There is never a just a storm; there are only "horrendous" or "destructive" storms. The reporters are always right in the middle of the storm for emphasis. "Pat, I ... I'm (static noises) here in the middle of (sounds of the wind) the horrendous storm. A branch on the tree beside me has just fallen I'm sure there was a child's treehouse perched vicariously on a limb of that tree! I can't say for sure, but I'm willing to bet there was a child inside and he was likely decapitated by the falling branch. If so, the scene will be grisly."
The point is if you want the news, you're better off sticking with print. Print is still king. If you watch televised newscasts - local or national - you're going to get sensationalism. And I don't even want to talk about Internet news.
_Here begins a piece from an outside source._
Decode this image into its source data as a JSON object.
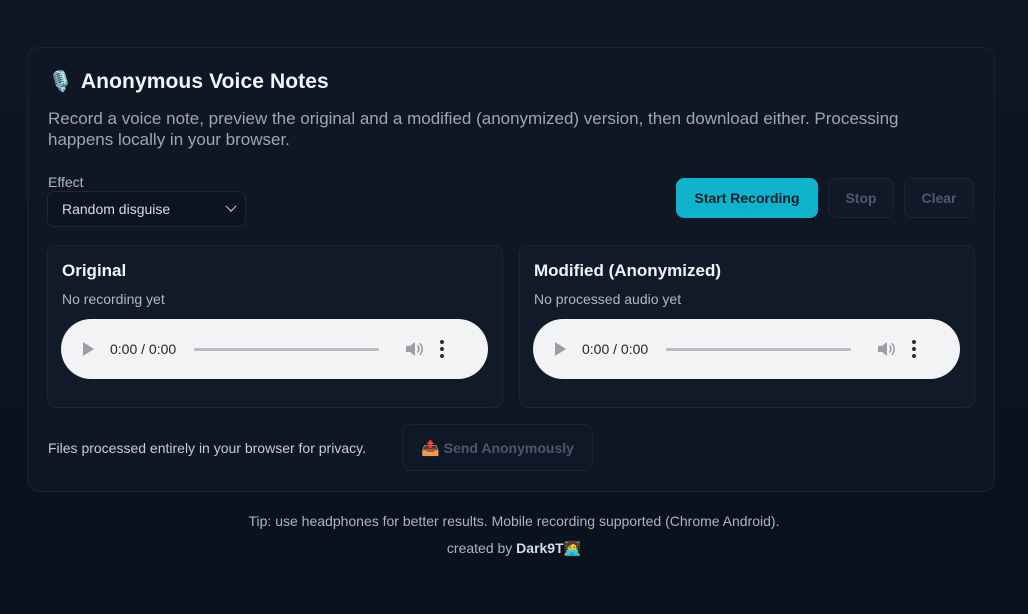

That's only for those who want their news to include altered photographs and stories written by 13-year-old boys or 60-year-old grandmothers masquerading as journalists. Alas, that is a story for another day.
To get the story straight, stick with print. Because, let me reiterate here: The newspaper media, like our fine editor at the Flyer, is top notch and would never consider eliminating a columnist that repeatedly makes fun of the media.